THEY say it is the sign of a good team when results are earned when they are not playing well.

Winning can also mask the deficiencies of a poor side, though.

There is no doubt what category Rangers fell into last night. Ally McCoist's side beat Falkirk 2-0 thanks to late goals from Lewis Macleod and Nicky Clark but to say the result was harsh on the Bairns is an understatement.

The victory will take some of the heat off McCoist and his players, but not much. This was another game, another performance, that raised more questions than answers.

In an ideal world, there is nobody other than McCoist the Rangers fans would like to see guide their side back to the SPFL Premiership but the goodwill towards the club's all-time record scorer and the man who didn't do walking away is beginning to wear thin.

Rangers went into their third competitive outing of the campaign not only in need of three points to get their bid for the Championship title off and running but requiring a much improved showing to satisfy a disgruntled support.

Expectation levels did not diminish when Rangers fell to the bottom tier of Scottish football but standards on the park have not increased sufficiently as they have made their way back up.

The pressure is on McCoist, and his under- performing players, to turn things around. It must be done quickly for all their sakes. The status quo will not do.

After poor showings against Hibernian and Hearts in the opening days of the season, the Light Blue legions who made their way to the Falkirk Stadium would have thought they couldn't see any worse from their team. They were wrong.

The first half wasn't exactly the worst 45 minutes of action on McCoist's watch, that list is too long and candidates need to dive to exceptional levels of disaster to even be considered, but it was too much for the fans who watched on, Rangers rightly booed off at the break. The positives could have been written on a fag pack with a bingo marker.

With a centre-back at right-back, a central defender in central midfield and a central midfielder at left midfield, it was no surprise that Rangers failed to find any rhythm and never got going. The concoction of a team got what they deserved as the bellows of frustration emerged from the stands.

It may have been goalless at the break but Rangers were lucky to get zero as Falkirk were left kicking themselves that they didn't head for the dressing room with at least one strike to their credit.

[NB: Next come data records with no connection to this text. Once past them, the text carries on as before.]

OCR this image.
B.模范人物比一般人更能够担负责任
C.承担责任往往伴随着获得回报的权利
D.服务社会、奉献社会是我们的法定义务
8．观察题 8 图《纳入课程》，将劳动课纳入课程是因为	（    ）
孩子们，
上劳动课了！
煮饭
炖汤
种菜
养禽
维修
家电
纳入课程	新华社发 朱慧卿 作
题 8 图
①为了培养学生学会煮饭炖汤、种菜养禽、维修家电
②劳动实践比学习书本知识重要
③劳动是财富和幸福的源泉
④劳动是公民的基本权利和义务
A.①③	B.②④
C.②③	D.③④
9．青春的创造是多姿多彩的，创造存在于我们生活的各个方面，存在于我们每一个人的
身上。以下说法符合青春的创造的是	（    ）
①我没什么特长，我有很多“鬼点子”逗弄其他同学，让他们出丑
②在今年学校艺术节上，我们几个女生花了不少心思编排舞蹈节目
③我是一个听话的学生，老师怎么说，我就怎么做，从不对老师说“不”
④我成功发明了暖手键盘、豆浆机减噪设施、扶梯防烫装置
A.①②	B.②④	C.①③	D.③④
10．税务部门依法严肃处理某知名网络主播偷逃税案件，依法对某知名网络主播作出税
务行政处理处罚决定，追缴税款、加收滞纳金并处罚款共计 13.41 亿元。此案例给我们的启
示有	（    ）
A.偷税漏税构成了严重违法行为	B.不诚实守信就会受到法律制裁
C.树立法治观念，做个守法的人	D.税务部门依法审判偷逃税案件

While keeper Cammy Bell was continually kept alert, his opposite number, Jamie MacDonald, could have sat in the stand with the Bairns fans. Rangers had two attempts at goal, long-range efforts from David Templeton and Nicky Law, neither of which threatened to make the net bulge and bring the away fans to their feet.

A lack of creativity has been Rangers' main problem in the opening hours of action this season and that was again evident last night, Templeton, Law and Macleod, jettisoned to the left flank rather than the right for a change, ineffective.

Kris Boyd and Kenny Miller have both spoken about the lack of cutting edge and nous in this Rangers team in recent days, Boyd admitting that he and his strike partner could do more to influence things.

But it is hard to have an impact when the ball is fired in your direction like a rock from a medieval catapult.

Boyd once again cut a frustrated figure at the head of a toothless attack while Miller didn't see the hour after suffering a hamstring injury. This is certainly not what the one-time prolific pairing had in mind when they signed on again this summer.

At the other end, McCoist has just as many problems to solve. Fans have become accustomed to Bilel Mohsni's eccentricities since he moved to Ibrox but the defender was the villain last night in an abject showing.

The stopper earned himself an extra couple of weeks off this summer following his red card shame against Derby during pre-season but clearly didn't spend the time wisely to sharpen up his passing. He found plenty of men in blue shirts. It was a shame Rangers were playing in red.

It was Mohsni who handed Falkirk their best chance of the first half, a slack header allowing Alex Cooper to advance on goal but when the striker dallied, Mohsni recovered just in time.

When Blair Alston curled a free-kick just wide, after Mohsni collected his obligatory booking, and Conor McGrandles saw a header saved, Falkirk must have begun to worry if the missed opportunities would cost them dear. In the end, they did.

Somehow, Rangers started the second half worse than they did the first as Peter Houston's side again looked the more likely to score, Alston's header scrambled away shortly after Bell pulled off a terrific save from a Cooper free-kick.

When Rangers finally did get a chance to sneak themselves into the lead, Lee McCulloch ballooned his effort over the bar before Clark headed straight at MacDonald from a Boyd cross.

As another two dropped points stared Rangers in the face, they got the break, and goal, they didn't deserve, Macleod's low shot taking a deflection and squirming into the bottom corner.

When Clark got the final touch on a Macleod corner, flicked on by Law, the points were secured and the job was done for Rangers.

The inquest will soon begin, though. And the outcome won't make pleasant reading for Rangers.